Par chance, la ville de Karlsruhe (Allemagne) a élaboré un mémorial des victimes du nazisme, les pages consacrées à la famille Okuniewski reprennent l'essentiel de cet ouvrage.
De plus, en Allemagne, les enseignants, avec leurs élèves et les autorités locales, ont accompli un vaste travail de mémoire : apposition de Stolpersteine (pierres sur lesquelles on trébuche), devant la dernière adresse connue des fugitifs.
Selon le bulletin No 47 de l’organisation Hehalouts (les Pionniers), daté du 23 juin 1936, le premier des 15 compagnons du kibboutz Hassela retenus pour le départ en Palestine se nomme Isi Okuniewski.
Né en 1915 à Karlsruhe, il entra en 1929 comme apprenti-décorateur dans un magasin où il donna toute satisfaction et y fut titularisé en 1932. « Non-aryen », il perdit cet emploi en 1933.

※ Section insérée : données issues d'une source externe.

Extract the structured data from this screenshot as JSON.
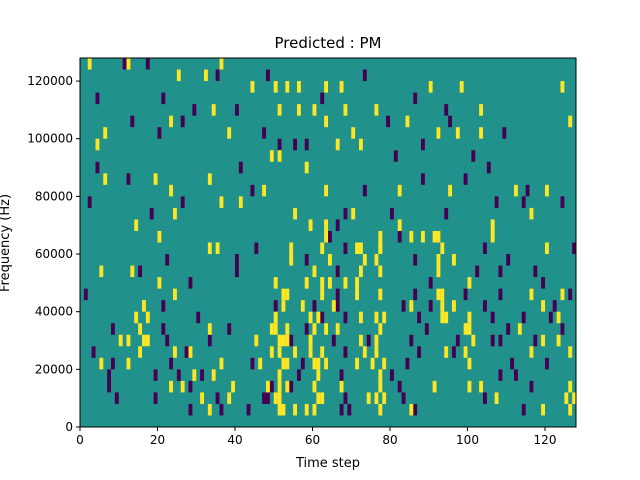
{
  "chart_data": {
    "type": "heatmap",
    "title": "Predicted : PM",
    "xlabel": "Time step",
    "ylabel": "Frequency (Hz)",
    "xlim": [
      0,
      128
    ],
    "ylim": [
      0,
      128000
    ],
    "xticks": [
      0,
      20,
      40,
      60,
      80,
      100,
      120
    ],
    "yticks": [
      0,
      20000,
      40000,
      60000,
      80000,
      100000,
      120000
    ],
    "xtick_labels": [
      "0",
      "20",
      "40",
      "60",
      "80",
      "100",
      "120"
    ],
    "ytick_labels": [
      "0",
      "20000",
      "40000",
      "60000",
      "80000",
      "100000",
      "120000"
    ],
    "colormap": "viridis",
    "background_color": "#21918c",
    "color_low": "#440154",
    "color_high": "#fde725",
    "grid": false,
    "cell_height_hz": 4000,
    "high_cells": [
      [
        2,
        124000
      ],
      [
        12,
        124000
      ],
      [
        25,
        120000
      ],
      [
        32,
        120000
      ],
      [
        36,
        124000
      ],
      [
        44,
        116000
      ],
      [
        50,
        116000
      ],
      [
        53,
        116000
      ],
      [
        56,
        116000
      ],
      [
        63,
        116000
      ],
      [
        67,
        116000
      ],
      [
        90,
        116000
      ],
      [
        98,
        116000
      ],
      [
        124,
        116000
      ],
      [
        34,
        108000
      ],
      [
        51,
        108000
      ],
      [
        56,
        108000
      ],
      [
        60,
        108000
      ],
      [
        68,
        108000
      ],
      [
        76,
        108000
      ],
      [
        103,
        108000
      ],
      [
        23,
        104000
      ],
      [
        63,
        104000
      ],
      [
        84,
        104000
      ],
      [
        126,
        104000
      ],
      [
        6,
        100000
      ],
      [
        38,
        100000
      ],
      [
        70,
        100000
      ],
      [
        92,
        100000
      ],
      [
        97,
        100000
      ],
      [
        103,
        100000
      ],
      [
        4,
        96000
      ],
      [
        66,
        96000
      ],
      [
        72,
        96000
      ],
      [
        49,
        92000
      ],
      [
        51,
        92000
      ],
      [
        58,
        88000
      ],
      [
        6,
        84000
      ],
      [
        19,
        84000
      ],
      [
        33,
        84000
      ],
      [
        47,
        80000
      ],
      [
        63,
        80000
      ],
      [
        82,
        80000
      ],
      [
        95,
        80000
      ],
      [
        112,
        80000
      ],
      [
        120,
        80000
      ],
      [
        23,
        80000
      ],
      [
        36,
        76000
      ],
      [
        41,
        76000
      ],
      [
        24,
        72000
      ],
      [
        55,
        72000
      ],
      [
        70,
        72000
      ],
      [
        116,
        72000
      ],
      [
        59,
        68000
      ],
      [
        63,
        64000
      ],
      [
        85,
        64000
      ],
      [
        88,
        64000
      ],
      [
        91,
        64000
      ],
      [
        106,
        64000
      ],
      [
        14,
        68000
      ],
      [
        20,
        64000
      ],
      [
        82,
        68000
      ],
      [
        106,
        68000
      ],
      [
        120,
        60000
      ],
      [
        33,
        60000
      ],
      [
        35,
        60000
      ],
      [
        54,
        60000
      ],
      [
        72,
        60000
      ],
      [
        77,
        60000
      ],
      [
        92,
        56000
      ],
      [
        96,
        56000
      ],
      [
        76,
        56000
      ],
      [
        64,
        56000
      ],
      [
        54,
        56000
      ],
      [
        5,
        52000
      ],
      [
        13,
        52000
      ],
      [
        20,
        48000
      ],
      [
        50,
        48000
      ],
      [
        58,
        48000
      ],
      [
        62,
        48000
      ],
      [
        68,
        48000
      ],
      [
        100,
        48000
      ],
      [
        124,
        44000
      ],
      [
        24,
        44000
      ],
      [
        52,
        40000
      ],
      [
        57,
        40000
      ],
      [
        65,
        40000
      ],
      [
        85,
        40000
      ],
      [
        93,
        40000
      ],
      [
        96,
        40000
      ],
      [
        116,
        44000
      ],
      [
        119,
        40000
      ],
      [
        123,
        36000
      ],
      [
        14,
        36000
      ],
      [
        17,
        36000
      ],
      [
        33,
        32000
      ],
      [
        49,
        32000
      ],
      [
        53,
        32000
      ],
      [
        63,
        32000
      ],
      [
        66,
        32000
      ],
      [
        100,
        32000
      ],
      [
        113,
        32000
      ],
      [
        119,
        28000
      ],
      [
        123,
        28000
      ],
      [
        10,
        28000
      ],
      [
        12,
        28000
      ],
      [
        28,
        24000
      ],
      [
        45,
        28000
      ],
      [
        49,
        24000
      ],
      [
        55,
        24000
      ],
      [
        73,
        24000
      ],
      [
        76,
        24000
      ],
      [
        94,
        24000
      ],
      [
        116,
        24000
      ],
      [
        126,
        24000
      ],
      [
        5,
        20000
      ],
      [
        12,
        20000
      ],
      [
        36,
        20000
      ],
      [
        46,
        20000
      ],
      [
        61,
        20000
      ],
      [
        63,
        20000
      ],
      [
        71,
        20000
      ],
      [
        75,
        20000
      ],
      [
        29,
        16000
      ],
      [
        34,
        16000
      ],
      [
        39,
        12000
      ],
      [
        48,
        12000
      ],
      [
        53,
        12000
      ],
      [
        67,
        12000
      ],
      [
        77,
        12000
      ],
      [
        91,
        12000
      ],
      [
        100,
        12000
      ],
      [
        103,
        12000
      ],
      [
        31,
        8000
      ],
      [
        38,
        8000
      ],
      [
        55,
        4000
      ],
      [
        58,
        4000
      ],
      [
        62,
        8000
      ],
      [
        74,
        8000
      ],
      [
        78,
        8000
      ],
      [
        85,
        4000
      ],
      [
        107,
        8000
      ],
      [
        125,
        8000
      ],
      [
        119,
        4000
      ],
      [
        50,
        36000
      ],
      [
        50,
        32000
      ],
      [
        51,
        28000
      ],
      [
        51,
        24000
      ],
      [
        51,
        16000
      ],
      [
        51,
        12000
      ],
      [
        51,
        8000
      ],
      [
        51,
        4000
      ],
      [
        52,
        44000
      ],
      [
        53,
        44000
      ],
      [
        52,
        20000
      ],
      [
        53,
        20000
      ],
      [
        52,
        28000
      ],
      [
        53,
        28000
      ],
      [
        50,
        8000
      ],
      [
        52,
        4000
      ],
      [
        59,
        36000
      ],
      [
        59,
        28000
      ],
      [
        59,
        24000
      ],
      [
        60,
        12000
      ],
      [
        61,
        8000
      ],
      [
        60,
        32000
      ],
      [
        61,
        36000
      ],
      [
        62,
        24000
      ],
      [
        60,
        20000
      ],
      [
        61,
        16000
      ],
      [
        60,
        4000
      ],
      [
        62,
        44000
      ],
      [
        64,
        48000
      ],
      [
        60,
        52000
      ],
      [
        62,
        60000
      ],
      [
        63,
        68000
      ],
      [
        77,
        64000
      ],
      [
        77,
        60000
      ],
      [
        77,
        52000
      ],
      [
        77,
        44000
      ],
      [
        78,
        36000
      ],
      [
        77,
        32000
      ],
      [
        76,
        28000
      ],
      [
        78,
        20000
      ],
      [
        77,
        16000
      ],
      [
        76,
        8000
      ],
      [
        77,
        4000
      ],
      [
        72,
        52000
      ],
      [
        71,
        60000
      ],
      [
        72,
        36000
      ],
      [
        72,
        28000
      ],
      [
        76,
        36000
      ],
      [
        71,
        44000
      ],
      [
        71,
        48000
      ],
      [
        73,
        56000
      ],
      [
        92,
        44000
      ],
      [
        93,
        44000
      ],
      [
        93,
        36000
      ],
      [
        94,
        36000
      ],
      [
        99,
        32000
      ],
      [
        99,
        24000
      ],
      [
        100,
        20000
      ],
      [
        101,
        28000
      ],
      [
        100,
        36000
      ],
      [
        92,
        64000
      ],
      [
        93,
        60000
      ],
      [
        92,
        52000
      ],
      [
        126,
        12000
      ],
      [
        127,
        8000
      ],
      [
        126,
        4000
      ],
      [
        15,
        32000
      ],
      [
        16,
        28000
      ],
      [
        15,
        24000
      ],
      [
        17,
        28000
      ],
      [
        16,
        40000
      ],
      [
        23,
        12000
      ],
      [
        26,
        12000
      ],
      [
        33,
        4000
      ],
      [
        24,
        24000
      ]
    ],
    "low_cells": [
      [
        11,
        124000
      ],
      [
        17,
        124000
      ],
      [
        35,
        120000
      ],
      [
        73,
        120000
      ],
      [
        48,
        120000
      ],
      [
        4,
        112000
      ],
      [
        21,
        112000
      ],
      [
        62,
        112000
      ],
      [
        86,
        112000
      ],
      [
        29,
        108000
      ],
      [
        40,
        108000
      ],
      [
        94,
        108000
      ],
      [
        13,
        104000
      ],
      [
        26,
        104000
      ],
      [
        79,
        104000
      ],
      [
        20,
        100000
      ],
      [
        47,
        100000
      ],
      [
        109,
        100000
      ],
      [
        51,
        96000
      ],
      [
        55,
        96000
      ],
      [
        58,
        96000
      ],
      [
        81,
        92000
      ],
      [
        4,
        88000
      ],
      [
        12,
        84000
      ],
      [
        41,
        88000
      ],
      [
        99,
        84000
      ],
      [
        2,
        76000
      ],
      [
        26,
        76000
      ],
      [
        18,
        72000
      ],
      [
        44,
        80000
      ],
      [
        88,
        84000
      ],
      [
        124,
        76000
      ],
      [
        115,
        80000
      ],
      [
        114,
        76000
      ],
      [
        94,
        72000
      ],
      [
        107,
        76000
      ],
      [
        80,
        72000
      ],
      [
        82,
        64000
      ],
      [
        68,
        60000
      ],
      [
        86,
        56000
      ],
      [
        58,
        56000
      ],
      [
        45,
        60000
      ],
      [
        40,
        56000
      ],
      [
        40,
        52000
      ],
      [
        15,
        52000
      ],
      [
        22,
        56000
      ],
      [
        108,
        52000
      ],
      [
        117,
        52000
      ],
      [
        127,
        60000
      ],
      [
        126,
        44000
      ],
      [
        28,
        48000
      ],
      [
        1,
        44000
      ],
      [
        119,
        48000
      ],
      [
        122,
        40000
      ],
      [
        114,
        36000
      ],
      [
        110,
        32000
      ],
      [
        68,
        36000
      ],
      [
        38,
        32000
      ],
      [
        65,
        28000
      ],
      [
        74,
        28000
      ],
      [
        85,
        28000
      ],
      [
        27,
        24000
      ],
      [
        44,
        20000
      ],
      [
        7,
        16000
      ],
      [
        31,
        16000
      ],
      [
        28,
        12000
      ],
      [
        35,
        8000
      ],
      [
        36,
        4000
      ],
      [
        19,
        16000
      ],
      [
        47,
        8000
      ],
      [
        43,
        4000
      ],
      [
        104,
        8000
      ],
      [
        114,
        4000
      ],
      [
        112,
        16000
      ],
      [
        96,
        24000
      ],
      [
        106,
        36000
      ],
      [
        104,
        40000
      ],
      [
        99,
        44000
      ],
      [
        90,
        48000
      ],
      [
        86,
        44000
      ],
      [
        66,
        52000
      ],
      [
        66,
        40000
      ],
      [
        62,
        36000
      ],
      [
        58,
        32000
      ],
      [
        56,
        16000
      ],
      [
        54,
        28000
      ],
      [
        68,
        8000
      ],
      [
        69,
        4000
      ],
      [
        67,
        4000
      ],
      [
        67,
        16000
      ],
      [
        68,
        24000
      ],
      [
        80,
        16000
      ],
      [
        82,
        12000
      ],
      [
        84,
        20000
      ],
      [
        83,
        8000
      ],
      [
        86,
        4000
      ],
      [
        87,
        24000
      ],
      [
        89,
        32000
      ],
      [
        108,
        28000
      ],
      [
        108,
        16000
      ],
      [
        111,
        20000
      ],
      [
        116,
        12000
      ],
      [
        97,
        28000
      ],
      [
        106,
        28000
      ],
      [
        7,
        12000
      ],
      [
        8,
        20000
      ],
      [
        8,
        32000
      ],
      [
        49,
        12000
      ],
      [
        48,
        8000
      ],
      [
        54,
        12000
      ],
      [
        57,
        20000
      ],
      [
        50,
        40000
      ],
      [
        60,
        40000
      ],
      [
        66,
        44000
      ],
      [
        83,
        40000
      ],
      [
        87,
        36000
      ],
      [
        90,
        40000
      ],
      [
        102,
        52000
      ],
      [
        104,
        60000
      ],
      [
        110,
        56000
      ],
      [
        108,
        44000
      ],
      [
        117,
        28000
      ],
      [
        120,
        20000
      ],
      [
        121,
        36000
      ],
      [
        124,
        32000
      ],
      [
        3,
        24000
      ],
      [
        9,
        8000
      ],
      [
        19,
        8000
      ],
      [
        21,
        40000
      ],
      [
        21,
        32000
      ],
      [
        22,
        28000
      ],
      [
        23,
        20000
      ],
      [
        25,
        16000
      ],
      [
        28,
        4000
      ],
      [
        30,
        36000
      ],
      [
        33,
        28000
      ],
      [
        64,
        64000
      ],
      [
        66,
        68000
      ],
      [
        68,
        72000
      ],
      [
        73,
        80000
      ],
      [
        88,
        96000
      ],
      [
        92,
        100000
      ],
      [
        95,
        104000
      ],
      [
        101,
        92000
      ],
      [
        105,
        88000
      ]
    ]
  }
}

En 1934, grâce à l'organisation Hehalouts, il reçut certainement une affectation individuelle dans une ferme frontalière avant de rejoindre le kibboutz Hassela dans le Gers, en 1935. Il fit son Alijah (Ascension vers Eretz Israel) au cours du second semestre 1936 et se fixa au kibboutz Naan près de Rechovot jusqu'en 1941.
Retour sur le parcours d'Isi Okuniewski et le destin de sa famille
En 1941, Isi s'engagea dans l'armée de la Palestine sous mandat britannique et épousa Rivka. Une fille, Yocheved, est née de cette union. Après 1948, il entra dans l'armée israëlienne et travailla ensuite dans une banque. La famille vécut à Bet Yam et fut proche de Amos Ben Gourion, fils du premier ministre. Isi est décédé en 1998.
Sa sœur Fanni, née en 1919, fréquenta une école de commerce de Karlsruhe mais, « non-aryenne », dut la quitter rapidement. Elle travailla alors quelque temps dans un petit commerce.
Elle réussit cependant à partir en Grande-Bretagne en août 1939, où elle retrouva une communauté d'exilés originaires de Karlsruhe.
Mariée en 1940, elle eut un fils, Michel, en 1941, mais son mari tomba au front la même année. Elle fit la connaissance en 1943 d'un soldat américain, William Torrance, qu'elle suivit au États-Unis et dont elle eut trois autres enfants. Devenue Stephanny Torrance, elle décède en 1988.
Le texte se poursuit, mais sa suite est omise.